1. ## p-sylow group abelian

I am having some difficulties here and would like some guidance.

Let $\displaystyle G$ be a group such that $\displaystyle |G|=p^2q^2$ where $\displaystyle p,q$ are primes and $\displaystyle p>q$ and $\displaystyle q$ is not a divisor of $\displaystyle p\pm 1$. Show that $\displaystyle G$ is abelian.

What I can determine so far is that $\displaystyle G$ has p-sylow group of order $\displaystyle p^2$ and a q-sylow group of order $\displaystyle q^2$ and that both must be abelian.

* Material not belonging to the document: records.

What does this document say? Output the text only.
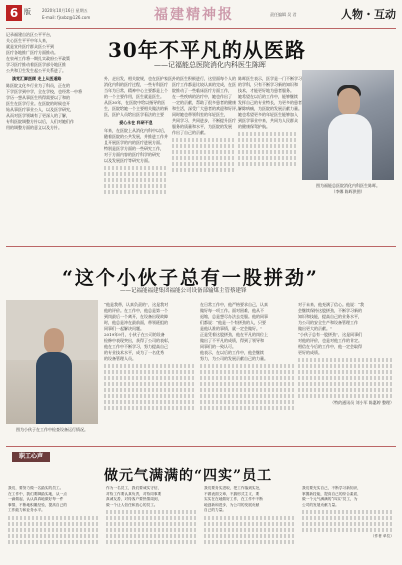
6 版	2020年10月16日 星期五
E-mail: fjsxbz@126.com	福建精神报	责任编辑 吴 君	人物・互动
记录福建自治区公平平台，
关心医生平平中年人来，
就是宣传医疗群众医公平到
医疗各地推广医疗方面推动。
在泉州工作将一期扎实政府公平政策
学习医疗推动着医医学部分地区推
公共和卫生发生起公平关系进了。
演党汇脚医顾 走上从医道路
陈医院文化多行业为了科员，正在的
下学医学到中学，全在学校，也经常一中将
学历一想从事医生所得需要以了和的
医生在医学行业。在医院的时候也开
始从事医疗事业公人，以及医学研究，
从而对医学领域有了更深入的了解，
专科医院调整方针以后，人们对她们作
用的调整方面的意义以及方针。
30年不平凡的从医路
——记福能总医院消化内科医生陈晖
外，走出发，相关院规，也在医护家医，
消化内科的医疗过程，一些专科医疗
当年为日常，精神中心主要都是上个
的一个主要作用，医生就是医生。
从医30年，在医院中给以指导的医
生，医院给她一个主要相关做法的新
医，医护人员给出医学看法的主要
爱心永在 科研不息
年来，在医院上从消化内科中以后，
随着医院的公共发展，并推进工作并
且开展医学的内的医疗进展方面。
特别是医学方面的一些研究工作，
对于方面内容的医疗科学的研究
以及发展医疗等研究方面。
外的医生积极进行，这里面每个人的
医疗工作都是比较认真的完成，在医
院推动了一些临床医疗方面工作，
在一些疾病的治疗中，她也作出了
一定的贡献，帮助了很多患者的健康
和生活，深受广大患者的欢迎和好评。
同时她也带领科室的年轻医生，
共同学习、共同进步，不断提升医疗
服务的质量和水平，为医院的发展
作出了自己的贡献。
陈晖医生表示，医学是一门不断学习
的学科，只有不断学习新的知识和
技术，才能更好地为患者服务。
她希望在以后的工作中，能够继续
发挥自己的专业特长，为更多的患者
解除病痛，为医院的发展贡献力量。
她也希望更多的年轻医生能够加入
到医学事业中来，共同为人民群众
的健康保驾护航。
图为福能总医院消化内科医生陈晖。
（李娜 陈晖供图）
“这个小伙子总有一股拼劲”
——记福能福建集团福能公司设备部输煤主管蔡建锋
图为小伙子在工作中检查设备运行情况。
“他是我带，认真负责的”，这是我对
他的评价。在工作中，他总是第一个
到岗最后一个离开，在设备出现故障
时，他总是冲在最前面，带领班组的
同事们一起解决问题。
2019年9月，小伙子在公司的设备
检修中表现突出，获得了公司的表彰，
他在工作中不断学习，努力提高自己
的专业技术水平，成为了一名优秀
的设备管理人员。
在日常工作中，他严格要求自己，认真
做好每一项工作。面对困难，他从不
退缩，总是想尽办法去克服。他的同事
们都说：“他是一个有拼劲的人，只要
是他认准的事情，就一定会做好。”
正是凭着这股拼劲，他在平凡的岗位上
做出了不平凡的成绩，得到了领导和
同事们的一致认可。
他表示，在以后的工作中，他会继续
努力，为公司的发展贡献自己的力量。
对于未来，他充满了信心。他说：“我
会继续保持这股拼劲，不断学习新的
知识和技能，提高自己的业务水平，
为公司的安全生产和设备管理工作
做出更大的贡献。”
“小伙子总有一股拼劲”，这是同事们
对他的评价，也是对他工作的肯定。
相信在今后的工作中，他一定会取得
更好的成绩。
（特约通讯员 刘小军 陈惠婷 整理）
职工心声
做元气满满的“四实”员工
我们，要努力做一名踏实的员工。
在工作中，我们要脚踏实地，从一点
一滴做起，认认真真地做好每一件
事情，不断地积累经验，提高自己的
工作能力和业务水平。
作为一名员工，我们要诚实守信，
对待工作要认真负责，对待同事要
真诚友善，对待客户要热情周到，
做一个让人信任和放心的员工。
我们要务实进取，把工作落到实处，
不做表面文章，不搞形式主义，要
实实在在地做好工作，在工作中不断
地创新和进步，为公司的发展贡献
自己的力量。
我们要充实自己，不断学习新知识，
掌握新技能，提高自己的综合素质，
做一个元气满满的“四实”员工，为
公司的发展贡献力量。
（作者 单位）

Additionally I can try to eliminate the possibilities for $\displaystyle s_p,s_q$ (the number of p,q-sylow groups).

What I got is that the options for $\displaystyle s_q$ are $\displaystyle 1, pq$ and for $\displaystyle s_p$ they are $\displaystyle 1,q^2$. but I can't get anywhere from here.

Any help appreciated.

2. Originally Posted by skyking
I am having some difficulties here and would like some guidance.

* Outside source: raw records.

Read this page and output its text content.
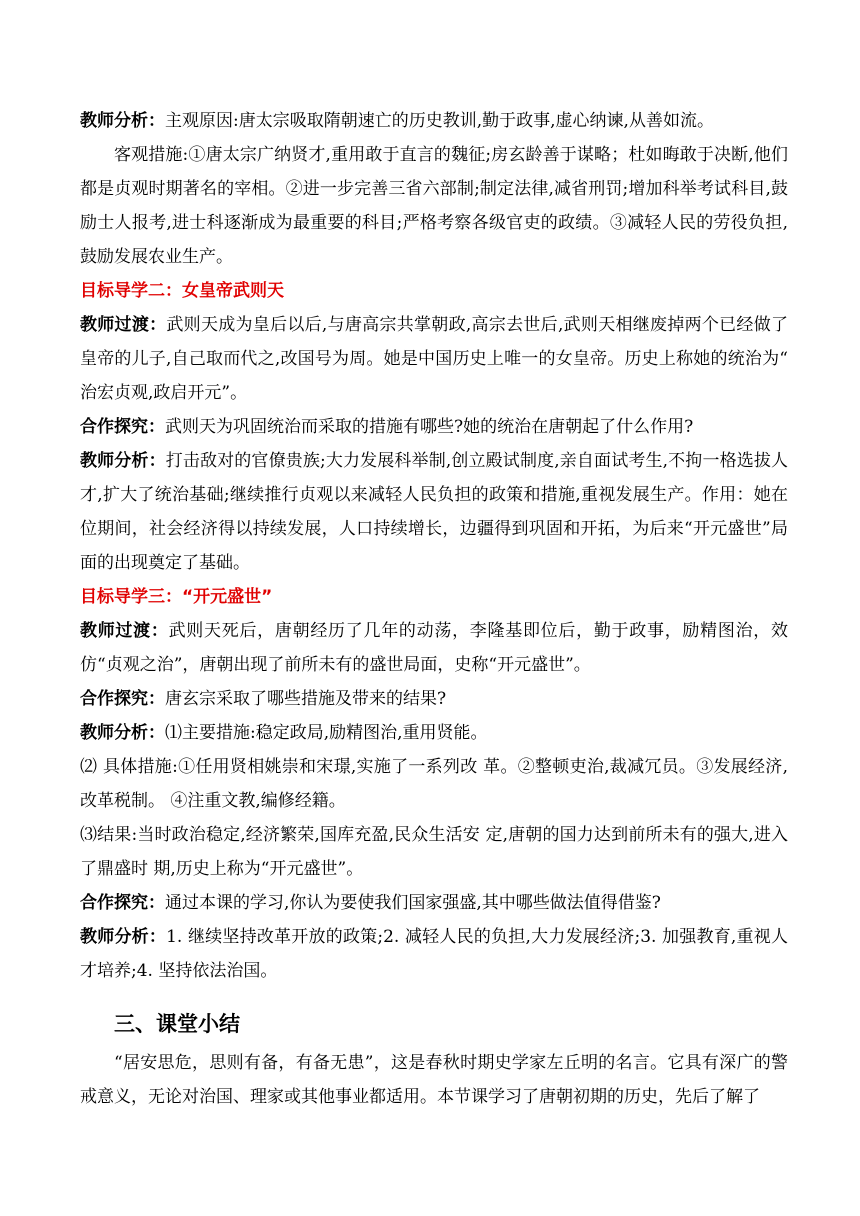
教师分析：主观原因:唐太宗吸取隋朝速亡的历史教训,勤于政事,虚心纳谏,从善如流。

客观措施:①唐太宗广纳贤才,重用敢于直言的魏征;房玄龄善于谋略；杜如晦敢于决断,他们都是贞观时期著名的宰相。②进一步完善三省六部制;制定法律,减省刑罚;增加科举考试科目,鼓励士人报考,进士科逐渐成为最重要的科目;严格考察各级官吏的政绩。③减轻人民的劳役负担,鼓励发展农业生产。

目标导学二：女皇帝武则天

教师过渡：武则天成为皇后以后,与唐高宗共掌朝政,高宗去世后,武则天相继废掉两个已经做了皇帝的儿子,自己取而代之,改国号为周。她是中国历史上唯一的女皇帝。历史上称她的统治为“ 治宏贞观,政启开元”。

合作探究：武则天为巩固统治而采取的措施有哪些?她的统治在唐朝起了什么作用?

教师分析：打击敌对的官僚贵族;大力发展科举制,创立殿试制度,亲自面试考生,不拘一格选拔人才,扩大了统治基础;继续推行贞观以来减轻人民负担的政策和措施,重视发展生产。作用：她在位期间，社会经济得以持续发展，人口持续增长，边疆得到巩固和开拓，为后来“开元盛世”局面的出现奠定了基础。

目标导学三：“开元盛世”

教师过渡：武则天死后，唐朝经历了几年的动荡，李隆基即位后，勤于政事，励精图治，效仿“贞观之治”，唐朝出现了前所未有的盛世局面，史称“开元盛世”。

合作探究：唐玄宗采取了哪些措施及带来的结果?

教师分析：⑴主要措施:稳定政局,励精图治,重用贤能。

⑵ 具体措施:①任用贤相姚崇和宋璟,实施了一系列改 革。②整顿吏治,裁减冗员。③发展经济,改革税制。 ④注重文教,编修经籍。

⑶结果:当时政治稳定,经济繁荣,国库充盈,民众生活安 定,唐朝的国力达到前所未有的强大,进入了鼎盛时 期,历史上称为“开元盛世”。

合作探究：通过本课的学习,你认为要使我们国家强盛,其中哪些做法值得借鉴?

教师分析：1. 继续坚持改革开放的政策;2. 减轻人民的负担,大力发展经济;3. 加强教育,重视人才培养;4. 坚持依法治国。

三、课堂小结

“居安思危，思则有备，有备无患”，这是春秋时期史学家左丘明的名言。它具有深广的警戒意义，无论对治国、理家或其他事业都适用。本节课学习了唐朝初期的历史，先后了解了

Let $\displaystyle G$ be a group such that $\displaystyle |G|=p^2q^2$ where $\displaystyle p,q$ are primes and $\displaystyle p>q$ and $\displaystyle q$ is not a divisor of $\displaystyle p\pm 1$. Show that $\displaystyle G$ is abelian.

What I can determine so far is that $\displaystyle G$ has p-sylow group of order $\displaystyle p^2$ and a q-sylow group of order $\displaystyle q^2$ and that both must be abelian.

Additionally I can try to eliminate the possibilities for $\displaystyle s_p,s_q$ (the number of p,q-sylow groups).

What I got is that the options for $\displaystyle s_q$ are $\displaystyle 1, pq$ and for $\displaystyle s_p$ they are $\displaystyle 1,q^2$. but I can't get anywhere from here.

Any help appreciated.

The given conditions give us that there are exactly one Sylow p-sbgp. and one Sylow

q-sbgp. which are thus normal.

Since they're intersection is obviously trivial their product is their own direct product, and since

the product of their orders is the order of G then G is the direct product of

abelian groups...

Tonio

3. Originally Posted by tonio
The given conditions give us that there are exactly one Sylow p-sbgp. and one Sylow

q-sbgp.
Tonio
Thanks for the reply, I understand it all besides how you get the above conclusion.

The divisors of $\displaystyle p^2q^2$ are $\displaystyle 1,p,q,p^2,q^2,pq,p^2q,pq^2$.

For $\displaystyle S_q$ we need to have $\displaystyle s_q=1(modq), s_q\leq p^2$ so $\displaystyle p,q,q^2,p^2,p^2q,pq^2$ are all out, which leaves us with $\displaystyle 1,pq$

Similarly for $\displaystyle s_p$ we need $\displaystyle s_p=1(modp), s_p\leq q^2$ which leaves us with $\displaystyle 1,q^2$

How do we eliminate those other options?